Coincidentally, the Intergovernmental Panel on Climate Change (IPCC) will release its fourth assessment on climate change this Friday in Paris. The past three assessments (released 1990, 1995, and 2001) have asserted that human activities are driving global climate change; the fourth assessment is expected to make this assertion even more strongly.

The goal of the Museum of the Earth’s Global Change Project, consisting of a new museum exhibit, comprehensive web site, lecture series, and new educational programming, is to collect and synthesize available information on global change and present it in a straightforward, unbiased, easily-accessed format for educators, students, and members of the public. The IPCC’s assessment will help to inform PRI’s programming and content around the project.

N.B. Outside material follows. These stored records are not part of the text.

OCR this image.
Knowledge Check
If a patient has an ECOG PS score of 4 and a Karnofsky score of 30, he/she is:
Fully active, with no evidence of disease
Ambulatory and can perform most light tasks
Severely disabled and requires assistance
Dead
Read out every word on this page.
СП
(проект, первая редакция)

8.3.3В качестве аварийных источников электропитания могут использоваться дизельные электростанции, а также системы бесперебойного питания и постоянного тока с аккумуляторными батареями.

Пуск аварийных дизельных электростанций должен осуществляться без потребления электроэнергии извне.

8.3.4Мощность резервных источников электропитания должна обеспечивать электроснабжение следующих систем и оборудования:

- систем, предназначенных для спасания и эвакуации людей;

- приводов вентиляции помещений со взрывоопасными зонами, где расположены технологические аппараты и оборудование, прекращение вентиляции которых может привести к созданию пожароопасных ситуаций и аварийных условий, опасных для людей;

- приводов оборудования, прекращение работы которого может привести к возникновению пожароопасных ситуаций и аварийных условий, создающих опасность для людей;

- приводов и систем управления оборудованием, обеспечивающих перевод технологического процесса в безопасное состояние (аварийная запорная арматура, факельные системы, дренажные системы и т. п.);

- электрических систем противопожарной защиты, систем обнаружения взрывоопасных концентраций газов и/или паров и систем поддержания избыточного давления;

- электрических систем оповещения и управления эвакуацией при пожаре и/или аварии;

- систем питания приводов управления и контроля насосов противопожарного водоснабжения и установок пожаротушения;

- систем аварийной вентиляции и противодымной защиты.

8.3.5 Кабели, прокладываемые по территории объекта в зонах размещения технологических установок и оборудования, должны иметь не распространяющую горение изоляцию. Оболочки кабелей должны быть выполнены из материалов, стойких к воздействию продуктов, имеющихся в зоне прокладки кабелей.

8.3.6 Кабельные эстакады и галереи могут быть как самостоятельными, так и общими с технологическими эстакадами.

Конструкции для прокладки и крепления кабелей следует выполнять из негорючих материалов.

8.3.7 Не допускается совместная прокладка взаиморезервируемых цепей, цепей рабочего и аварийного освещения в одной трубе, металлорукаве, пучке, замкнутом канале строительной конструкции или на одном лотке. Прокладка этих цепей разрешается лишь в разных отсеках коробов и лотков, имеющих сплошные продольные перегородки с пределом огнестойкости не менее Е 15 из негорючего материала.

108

“The Museum of the Earth is all about the history of Earth systems and how they work,” said Rob Ross, Director of Education at PRI. “At PRI, we think one of the most important things we can do is increase public awareness about the remarkable rate of today’s human-induced Earth system change.”

The web site, scheduled to go live on March 1 (www.priweb.org/globalchange.html), will focus on climate change and biodiversity loss, and will explain how these elements of our environment have changed through time, how they are changing now, what the future might look like, and how humans are affecting these changes. The site will include a section for educators, providing activities, materials and resources available for different age levels on the topic of global change.

The exhibit is scheduled to open to the public on Earth Day, April 22, as part of the Museum's annual Earth Day celebrations, and will be interactive, encouraging visitors to learn about climate change and how different forms of energy, e.g. coal, wind, and solar, affect the environment.